According to a 2024 IBM report, a typical data breach costs its victim an average $4.88 million. What’s not so easily quantifiable is the event’s impact on business partner trust.
Rebuilding trust after a data breach requires transparency and a proactive approach, says Sean Gately, vice president of security solutions at Bluefin, a payment and data security company. “There should be immediate and straightforward communication with all involved stakeholders,” he advises in an online interview. Gately suggests promptly informing business partners about the breach, detailing what occurred, the data involved, and the measures being used to address the situation. “This openness will demonstrate accountability for the breach and a commitment to addressing the problem.”
First Steps
Maintaining and rebuilding partner trust starts as soon as the incident is discovered. Whether it’s employees, customers, suppliers, investors, regulators, or all of the above, start communicating as soon as possible, recommends Nicola Cain, CEO and principal consultant at legal and regulatory compliance consulting firm Handley Gill. “Nothing erodes trust as quicky as affected parties finding out about the incident via traditional or social media, or from their clients, instead of from you,” she says in an email interview.” Next, be as transparent as possible while recognizing that significant further damage can be caused by releasing inaccurate information before it’s confirmed. Cain also advises against underplaying the incident’s extent, since that risks giving affected parties a false sense of security.

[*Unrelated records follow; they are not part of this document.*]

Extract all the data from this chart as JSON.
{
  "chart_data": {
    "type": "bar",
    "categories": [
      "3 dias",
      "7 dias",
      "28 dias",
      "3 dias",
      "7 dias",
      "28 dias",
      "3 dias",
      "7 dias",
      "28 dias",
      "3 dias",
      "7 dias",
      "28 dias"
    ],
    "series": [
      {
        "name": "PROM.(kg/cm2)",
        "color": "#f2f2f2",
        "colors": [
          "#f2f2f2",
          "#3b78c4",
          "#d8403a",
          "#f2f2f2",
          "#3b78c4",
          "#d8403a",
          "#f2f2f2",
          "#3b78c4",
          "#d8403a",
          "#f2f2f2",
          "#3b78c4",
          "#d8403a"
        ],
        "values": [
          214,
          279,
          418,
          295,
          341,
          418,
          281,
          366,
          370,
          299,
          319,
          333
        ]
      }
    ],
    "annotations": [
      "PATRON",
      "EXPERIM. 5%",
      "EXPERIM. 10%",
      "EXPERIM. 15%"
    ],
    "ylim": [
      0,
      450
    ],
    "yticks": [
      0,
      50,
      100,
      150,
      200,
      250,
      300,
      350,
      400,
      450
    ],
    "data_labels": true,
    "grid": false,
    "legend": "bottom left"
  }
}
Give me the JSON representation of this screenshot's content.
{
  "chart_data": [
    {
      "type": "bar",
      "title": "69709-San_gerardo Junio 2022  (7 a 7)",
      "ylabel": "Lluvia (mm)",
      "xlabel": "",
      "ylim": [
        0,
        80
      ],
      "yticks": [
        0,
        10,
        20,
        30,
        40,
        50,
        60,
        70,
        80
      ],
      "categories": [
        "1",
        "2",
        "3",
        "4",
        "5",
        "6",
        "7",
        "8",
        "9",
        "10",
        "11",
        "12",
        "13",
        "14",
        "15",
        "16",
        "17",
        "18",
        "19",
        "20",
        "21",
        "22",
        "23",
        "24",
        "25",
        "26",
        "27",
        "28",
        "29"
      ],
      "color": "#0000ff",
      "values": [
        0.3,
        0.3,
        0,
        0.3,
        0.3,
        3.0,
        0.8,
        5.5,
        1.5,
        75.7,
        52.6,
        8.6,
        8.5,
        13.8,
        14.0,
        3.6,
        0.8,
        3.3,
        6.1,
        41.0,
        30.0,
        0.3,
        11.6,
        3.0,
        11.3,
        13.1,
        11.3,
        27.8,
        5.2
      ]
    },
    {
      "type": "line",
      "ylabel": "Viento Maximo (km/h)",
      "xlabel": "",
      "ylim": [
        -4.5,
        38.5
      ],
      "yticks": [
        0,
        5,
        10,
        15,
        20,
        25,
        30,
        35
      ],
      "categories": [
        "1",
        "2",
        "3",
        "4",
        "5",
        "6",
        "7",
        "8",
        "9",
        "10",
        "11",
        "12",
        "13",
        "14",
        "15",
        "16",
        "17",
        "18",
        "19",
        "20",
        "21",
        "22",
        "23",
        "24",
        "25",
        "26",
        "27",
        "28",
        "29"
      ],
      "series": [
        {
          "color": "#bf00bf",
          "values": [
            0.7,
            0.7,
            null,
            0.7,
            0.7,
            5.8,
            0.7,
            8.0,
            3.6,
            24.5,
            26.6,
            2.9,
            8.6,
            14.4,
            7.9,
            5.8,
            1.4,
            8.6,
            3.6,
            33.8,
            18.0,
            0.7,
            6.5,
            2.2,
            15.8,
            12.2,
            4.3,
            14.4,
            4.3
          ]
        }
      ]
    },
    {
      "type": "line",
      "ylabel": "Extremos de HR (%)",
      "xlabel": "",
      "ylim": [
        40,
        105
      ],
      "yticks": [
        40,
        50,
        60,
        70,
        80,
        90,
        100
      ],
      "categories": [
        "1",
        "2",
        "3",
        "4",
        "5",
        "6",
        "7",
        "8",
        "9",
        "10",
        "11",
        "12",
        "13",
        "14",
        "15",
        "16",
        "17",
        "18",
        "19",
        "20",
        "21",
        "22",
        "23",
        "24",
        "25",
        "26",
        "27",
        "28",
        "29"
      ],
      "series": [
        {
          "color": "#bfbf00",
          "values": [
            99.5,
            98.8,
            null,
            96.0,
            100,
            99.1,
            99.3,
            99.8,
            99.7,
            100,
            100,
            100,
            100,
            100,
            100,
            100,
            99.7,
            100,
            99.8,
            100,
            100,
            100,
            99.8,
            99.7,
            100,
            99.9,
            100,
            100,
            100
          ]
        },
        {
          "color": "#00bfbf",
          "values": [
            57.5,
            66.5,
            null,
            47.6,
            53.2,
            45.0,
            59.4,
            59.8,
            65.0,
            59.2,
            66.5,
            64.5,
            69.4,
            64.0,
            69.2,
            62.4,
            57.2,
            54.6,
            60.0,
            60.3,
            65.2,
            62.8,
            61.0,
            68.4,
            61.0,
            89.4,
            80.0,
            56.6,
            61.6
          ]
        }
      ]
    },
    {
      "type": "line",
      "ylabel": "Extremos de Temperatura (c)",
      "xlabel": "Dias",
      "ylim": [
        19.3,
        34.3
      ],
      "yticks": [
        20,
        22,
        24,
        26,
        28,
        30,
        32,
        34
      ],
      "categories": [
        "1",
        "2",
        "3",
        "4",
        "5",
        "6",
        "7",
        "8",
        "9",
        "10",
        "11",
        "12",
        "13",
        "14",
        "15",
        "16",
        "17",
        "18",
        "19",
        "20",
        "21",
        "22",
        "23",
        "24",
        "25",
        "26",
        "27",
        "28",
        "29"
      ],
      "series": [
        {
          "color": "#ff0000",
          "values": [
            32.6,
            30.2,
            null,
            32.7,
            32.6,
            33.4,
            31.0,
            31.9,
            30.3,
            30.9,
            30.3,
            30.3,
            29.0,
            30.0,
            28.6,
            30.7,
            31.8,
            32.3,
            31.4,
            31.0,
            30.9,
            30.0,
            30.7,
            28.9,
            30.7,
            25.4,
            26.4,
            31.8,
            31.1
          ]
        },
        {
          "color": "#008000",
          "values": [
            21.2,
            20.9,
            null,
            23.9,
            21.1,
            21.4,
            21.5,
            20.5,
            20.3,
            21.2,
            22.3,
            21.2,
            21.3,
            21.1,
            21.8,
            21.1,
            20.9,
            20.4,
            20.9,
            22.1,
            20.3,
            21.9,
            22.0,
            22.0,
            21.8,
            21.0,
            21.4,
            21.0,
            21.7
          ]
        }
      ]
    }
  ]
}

Gately agrees that once a breach has been discovered, a rapid informed response is essential. “If there are delays, or information isn’t shared, it can increase damage and break down trust even further,” Cain says. Acting promptly demonstrates responsibility and control, both of which are essential to assuring partners that necessary actions are being taken. “This step also helps prevent additional fallout and ensures you’re meeting any regulatory requirements.”
Personal engagement by senior executives will demonstrate to affected partners that their concerns are being taken seriously, says Tim Rawlins, a senior adviser and director at cybersecurity services firm NCC Group. In an online interview, he notes that security team-to-security team engagement is essential. “It demonstrates that, at a technical level, the compromised organization is committed to helping.” It also shows that your team understands the attack vector, the extent of the compromise, and its ultimate resolution. “Sharing this knowledge and experience can create a rapid reconnection that would otherwise hinder rebuilding the wider relationship.”

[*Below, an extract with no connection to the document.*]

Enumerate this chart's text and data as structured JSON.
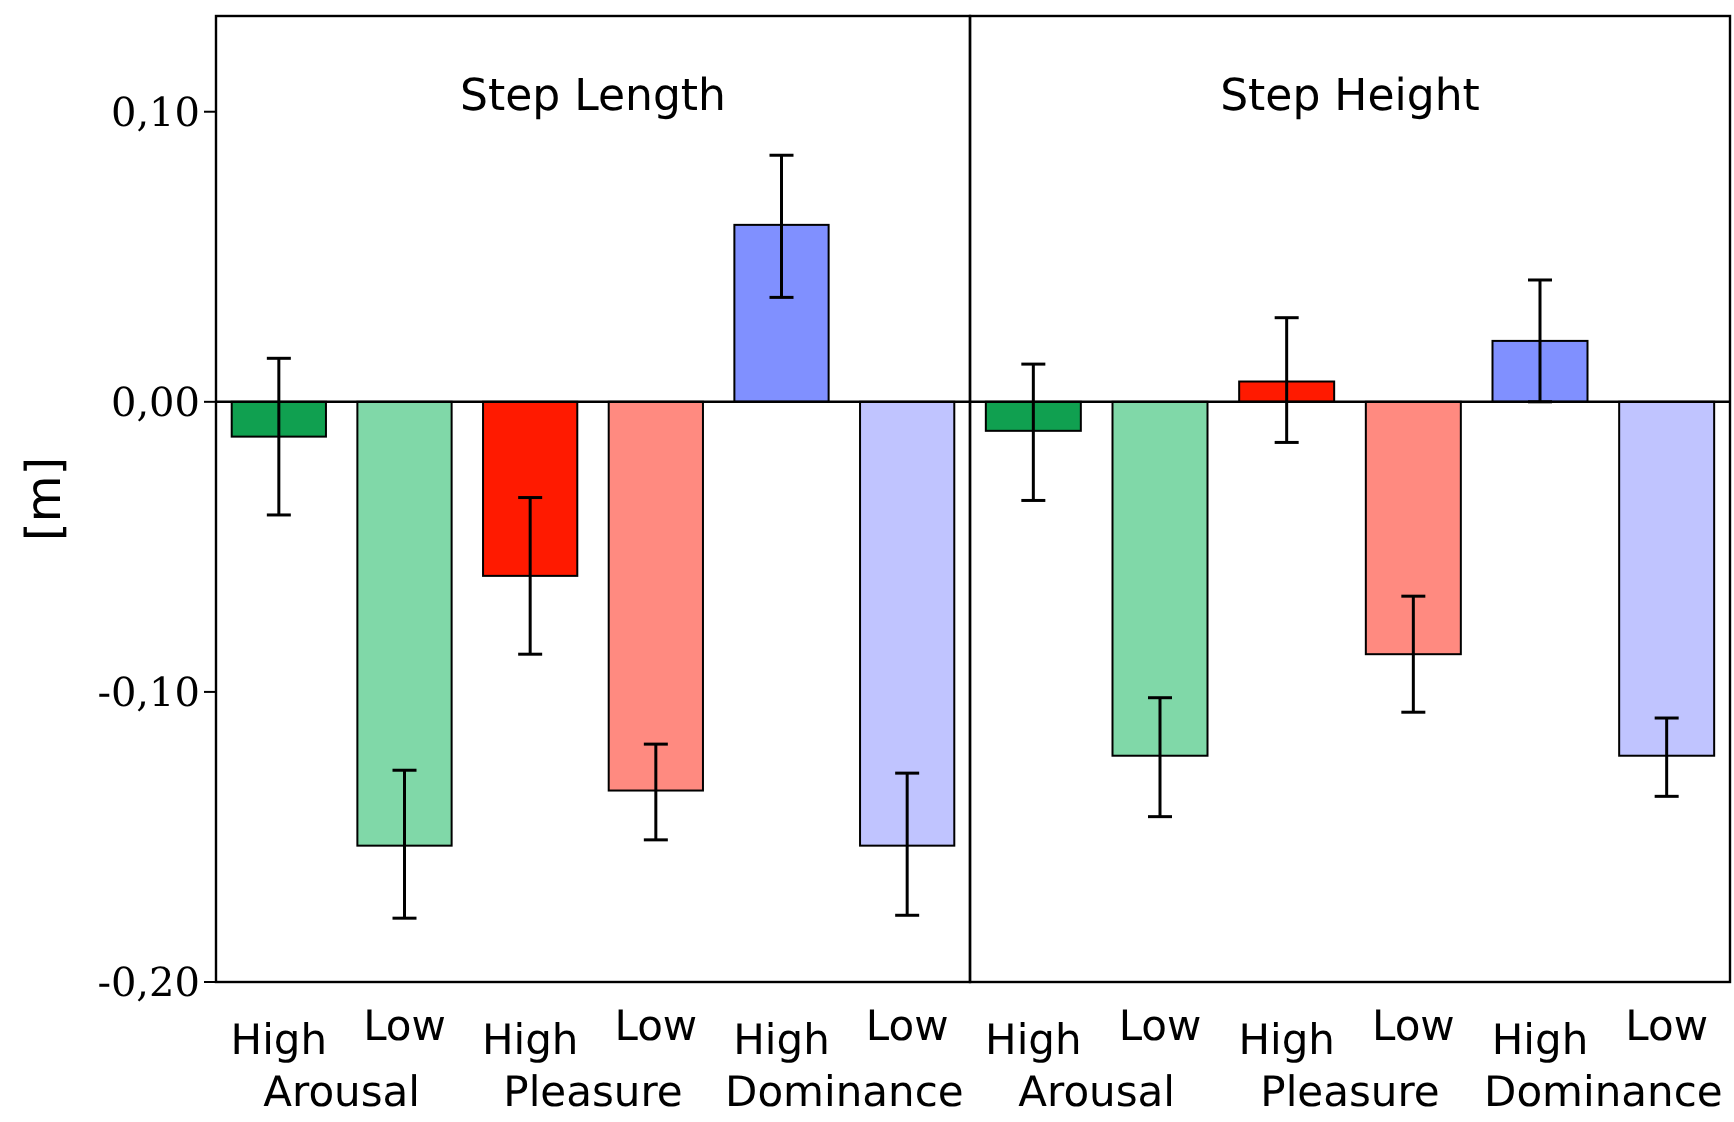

Be gentle, Cain advises. Your partners have just had an unwelcome surprise; don’t give them any more shocks. “They need to feel that you’re being as up front with them as you can be, that you’re providing information in a timely manner, and that you’re at least as concerned about them and their interests as you are about your own interests and any potential liability.”
Avoiding Mistakes
One significant mistake enterprise leaders make is underestimating the importance of timely and transparent communication with all involved parties, Gately says. “Withholding information or delaying notification can lead to speculation among partners, since the trust is already weakened when the breach occurs.” To foster lost loyalty, leaders should continue to offer ongoing support to all organizations affected by the breach. “Neglecting to invest in proper security measures post-breach is also a standard error, resulting in repeated incident and signaling to partners a lack of commitment to data protection.”

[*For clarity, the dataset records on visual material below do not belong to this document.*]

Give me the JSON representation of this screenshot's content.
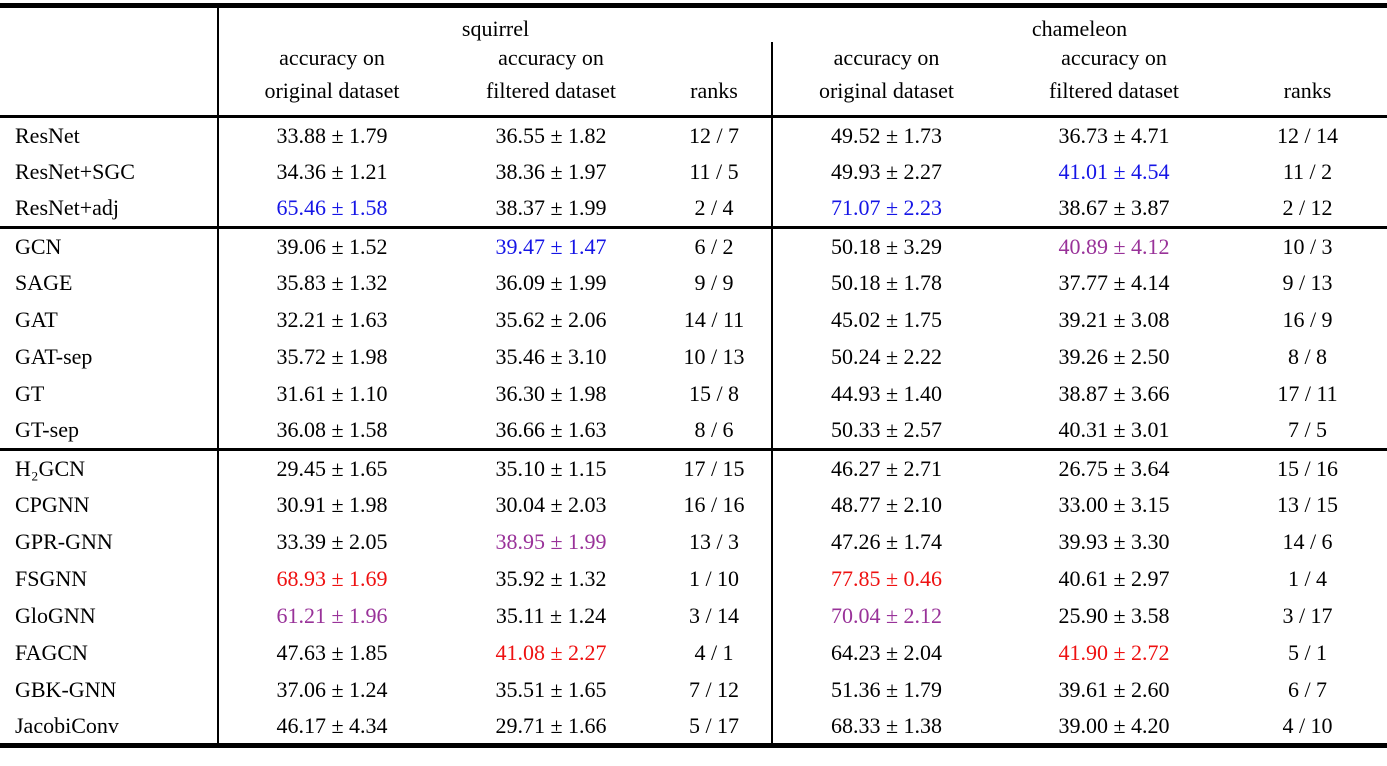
{
  "colors": {
    "first": "#ee1111",
    "second": "#1515e6",
    "third": "#993299",
    "text": "#000000"
  },
  "header": {
    "groups": [
      "squirrel",
      "chameleon"
    ],
    "acc_on": "accuracy on",
    "original": "original dataset",
    "filtered": "filtered dataset",
    "ranks": "ranks"
  },
  "table": {
    "blocks": [
      {
        "rows": [
          {
            "model": "ResNet",
            "cells": [
              {
                "v": "33.88 ± 1.79"
              },
              {
                "v": "36.55 ± 1.82"
              },
              {
                "v": "12 / 7"
              },
              {
                "v": "49.52 ± 1.73"
              },
              {
                "v": "36.73 ± 4.71"
              },
              {
                "v": "12 / 14"
              }
            ]
          },
          {
            "model": "ResNet+SGC",
            "cells": [
              {
                "v": "34.36 ± 1.21"
              },
              {
                "v": "38.36 ± 1.97"
              },
              {
                "v": "11 / 5"
              },
              {
                "v": "49.93 ± 2.27"
              },
              {
                "v": "41.01 ± 4.54",
                "c": "second"
              },
              {
                "v": "11 / 2"
              }
            ]
          },
          {
            "model": "ResNet+adj",
            "cells": [
              {
                "v": "65.46 ± 1.58",
                "c": "second"
              },
              {
                "v": "38.37 ± 1.99"
              },
              {
                "v": "2 / 4"
              },
              {
                "v": "71.07 ± 2.23",
                "c": "second"
              },
              {
                "v": "38.67 ± 3.87"
              },
              {
                "v": "2 / 12"
              }
            ]
          }
        ]
      },
      {
        "rows": [
          {
            "model": "GCN",
            "cells": [
              {
                "v": "39.06 ± 1.52"
              },
              {
                "v": "39.47 ± 1.47",
                "c": "second"
              },
              {
                "v": "6 / 2"
              },
              {
                "v": "50.18 ± 3.29"
              },
              {
                "v": "40.89 ± 4.12",
                "c": "third"
              },
              {
                "v": "10 / 3"
              }
            ]
          },
          {
            "model": "SAGE",
            "cells": [
              {
                "v": "35.83 ± 1.32"
              },
              {
                "v": "36.09 ± 1.99"
              },
              {
                "v": "9 / 9"
              },
              {
                "v": "50.18 ± 1.78"
              },
              {
                "v": "37.77 ± 4.14"
              },
              {
                "v": "9 / 13"
              }
            ]
          },
          {
            "model": "GAT",
            "cells": [
              {
                "v": "32.21 ± 1.63"
              },
              {
                "v": "35.62 ± 2.06"
              },
              {
                "v": "14 / 11"
              },
              {
                "v": "45.02 ± 1.75"
              },
              {
                "v": "39.21 ± 3.08"
              },
              {
                "v": "16 / 9"
              }
            ]
          },
          {
            "model": "GAT-sep",
            "cells": [
              {
                "v": "35.72 ± 1.98"
              },
              {
                "v": "35.46 ± 3.10"
              },
              {
                "v": "10 / 13"
              },
              {
                "v": "50.24 ± 2.22"
              },
              {
                "v": "39.26 ± 2.50"
              },
              {
                "v": "8 / 8"
              }
            ]
          },
          {
            "model": "GT",
            "cells": [
              {
                "v": "31.61 ± 1.10"
              },
              {
                "v": "36.30 ± 1.98"
              },
              {
                "v": "15 / 8"
              },
              {
                "v": "44.93 ± 1.40"
              },
              {
                "v": "38.87 ± 3.66"
              },
              {
                "v": "17 / 11"
              }
            ]
          },
          {
            "model": "GT-sep",
            "cells": [
              {
                "v": "36.08 ± 1.58"
              },
              {
                "v": "36.66 ± 1.63"
              },
              {
                "v": "8 / 6"
              },
              {
                "v": "50.33 ± 2.57"
              },
              {
                "v": "40.31 ± 3.01"
              },
              {
                "v": "7 / 5"
              }
            ]
          }
        ]
      },
      {
        "rows": [
          {
            "model": "H₂GCN",
            "cells": [
              {
                "v": "29.45 ± 1.65"
              },
              {
                "v": "35.10 ± 1.15"
              },
              {
                "v": "17 / 15"
              },
              {
                "v": "46.27 ± 2.71"
              },
              {
                "v": "26.75 ± 3.64"
              },
              {
                "v": "15 / 16"
              }
            ]
          },
          {
            "model": "CPGNN",
            "cells": [
              {
                "v": "30.91 ± 1.98"
              },
              {
                "v": "30.04 ± 2.03"
              },
              {
                "v": "16 / 16"
              },
              {
                "v": "48.77 ± 2.10"
              },
              {
                "v": "33.00 ± 3.15"
              },
              {
                "v": "13 / 15"
              }
            ]
          },
          {
            "model": "GPR-GNN",
            "cells": [
              {
                "v": "33.39 ± 2.05"
              },
              {
                "v": "38.95 ± 1.99",
                "c": "third"
              },
              {
                "v": "13 / 3"
              },
              {
                "v": "47.26 ± 1.74"
              },
              {
                "v": "39.93 ± 3.30"
              },
              {
                "v": "14 / 6"
              }
            ]
          },
          {
            "model": "FSGNN",
            "cells": [
              {
                "v": "68.93 ± 1.69",
                "c": "first"
              },
              {
                "v": "35.92 ± 1.32"
              },
              {
                "v": "1 / 10"
              },
              {
                "v": "77.85 ± 0.46",
                "c": "first"
              },
              {
                "v": "40.61 ± 2.97"
              },
              {
                "v": "1 / 4"
              }
            ]
          },
          {
            "model": "GloGNN",
            "cells": [
              {
                "v": "61.21 ± 1.96",
                "c": "third"
              },
              {
                "v": "35.11 ± 1.24"
              },
              {
                "v": "3 / 14"
              },
              {
                "v": "70.04 ± 2.12",
                "c": "third"
              },
              {
                "v": "25.90 ± 3.58"
              },
              {
                "v": "3 / 17"
              }
            ]
          },
          {
            "model": "FAGCN",
            "cells": [
              {
                "v": "47.63 ± 1.85"
              },
              {
                "v": "41.08 ± 2.27",
                "c": "first"
              },
              {
                "v": "4 / 1"
              },
              {
                "v": "64.23 ± 2.04"
              },
              {
                "v": "41.90 ± 2.72",
                "c": "first"
              },
              {
                "v": "5 / 1"
              }
            ]
          },
          {
            "model": "GBK-GNN",
            "cells": [
              {
                "v": "37.06 ± 1.24"
              },
              {
                "v": "35.51 ± 1.65"
              },
              {
                "v": "7 / 12"
              },
              {
                "v": "51.36 ± 1.79"
              },
              {
                "v": "39.61 ± 2.60"
              },
              {
                "v": "6 / 7"
              }
            ]
          },
          {
            "model": "JacobiConv",
            "cells": [
              {
                "v": "46.17 ± 4.34"
              },
              {
                "v": "29.71 ± 1.66"
              },
              {
                "v": "5 / 17"
              },
              {
                "v": "68.33 ± 1.38"
              },
              {
                "v": "39.00 ± 4.20"
              },
              {
                "v": "4 / 10"
              }
            ]
          }
        ]
      }
    ]
  }
}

Rawlins says the biggest mistake he sees are organizations that believe the best approach is to not say nothing. “What partners are looking for is reassurance that the incident is being taken seriously, that their concerns are being addressed, information is being shared, and the situation will be resolved so they can get back to business,” he explains. Assuring resilience and the ability to survive and thrive is essential. “Everyone wants this outcome, and if leaders aren’t supporting it in their partner’s environment, then the attackers win.”
Final Thoughts
After a breach affecting multiple partners, each of whom have their own customers, investors, and regulators to be concerned about, it’s in your interest as well as theirs to work closely to help them comply with their obligations, Cain says. For example, she notes, by providing affected partners with a template notification to send to their relevant regulators or clients. “This has the advantage of saving time in responding to individual enquiries, as well as ensuring consistency, which can assist in the event of a regulatory investigation or litigation.”